В вестибюле гостиницы скопилось немало народа. Дюжина человек одолевали вопросами Бугенвиля и Жозефа Энгуля, покрытых испариной и тяжело дышавших, они оба были грязные и, очевидно, усталые.
– Ну что мы можем вам рассказать, господа? – говорил мореплаватель. – Вы все и так знаете, что король наложил вето на две трети из последних декретов Собрания. Мог ли он согласиться с тем, чтобы его лишили «Конституционной гвардии»? Ведь это оставляет его совершенно без защиты! Собрав последние силы, он отказался подписать декреты о депортации священников и о создании военного поселения из двадцати тысяч коммунаров под стенами Парижа.

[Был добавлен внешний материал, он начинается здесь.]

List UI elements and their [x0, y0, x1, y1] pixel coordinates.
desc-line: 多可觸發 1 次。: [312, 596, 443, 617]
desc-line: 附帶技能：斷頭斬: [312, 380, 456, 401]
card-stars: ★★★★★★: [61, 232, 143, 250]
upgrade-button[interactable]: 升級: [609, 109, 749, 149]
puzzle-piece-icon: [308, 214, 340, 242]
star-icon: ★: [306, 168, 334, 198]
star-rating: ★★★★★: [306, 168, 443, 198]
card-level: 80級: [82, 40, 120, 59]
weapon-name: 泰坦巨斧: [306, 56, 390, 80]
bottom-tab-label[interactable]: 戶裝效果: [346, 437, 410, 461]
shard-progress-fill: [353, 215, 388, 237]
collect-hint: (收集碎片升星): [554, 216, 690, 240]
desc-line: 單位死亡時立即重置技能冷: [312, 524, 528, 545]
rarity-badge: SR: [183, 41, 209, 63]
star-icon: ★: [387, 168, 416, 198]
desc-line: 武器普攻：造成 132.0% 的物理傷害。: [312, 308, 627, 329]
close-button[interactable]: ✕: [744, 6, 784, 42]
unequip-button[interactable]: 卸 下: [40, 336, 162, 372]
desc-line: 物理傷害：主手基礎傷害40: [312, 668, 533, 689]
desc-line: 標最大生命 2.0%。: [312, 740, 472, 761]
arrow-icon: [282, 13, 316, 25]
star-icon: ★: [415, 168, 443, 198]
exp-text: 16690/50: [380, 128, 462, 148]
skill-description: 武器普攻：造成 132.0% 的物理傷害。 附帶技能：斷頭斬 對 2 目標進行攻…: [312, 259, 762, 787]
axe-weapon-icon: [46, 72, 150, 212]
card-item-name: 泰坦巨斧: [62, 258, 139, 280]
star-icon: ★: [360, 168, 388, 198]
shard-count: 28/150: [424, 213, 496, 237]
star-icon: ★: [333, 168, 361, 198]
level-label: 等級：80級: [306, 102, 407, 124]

В результате сегодня утром народ из предместья под предводительством кучки оголтелых зачинщиков ворвался во дворец Тюильри, при этом Национальная гвардия и пальцем не пошевелила, чтобы им помешать. Их Величества были до крайности возмущены этим оскорблением, ведь эти люди осмелились подтащить пушку к самым его апартаментам! К счастью, кровь не была пролита: отважное и строгое поведение короля облагоразумило этих людей…
– Так он согласился подписать? – раздался чей-то голос.
– Конечно, нет! «Это не тот способ, которым можно просить меня сделать это, и не то время, чтобы на это согласиться!» – так он заявил. В конце концов после небольшого погрома эти люди ретировались, но мы все были очень напуганы.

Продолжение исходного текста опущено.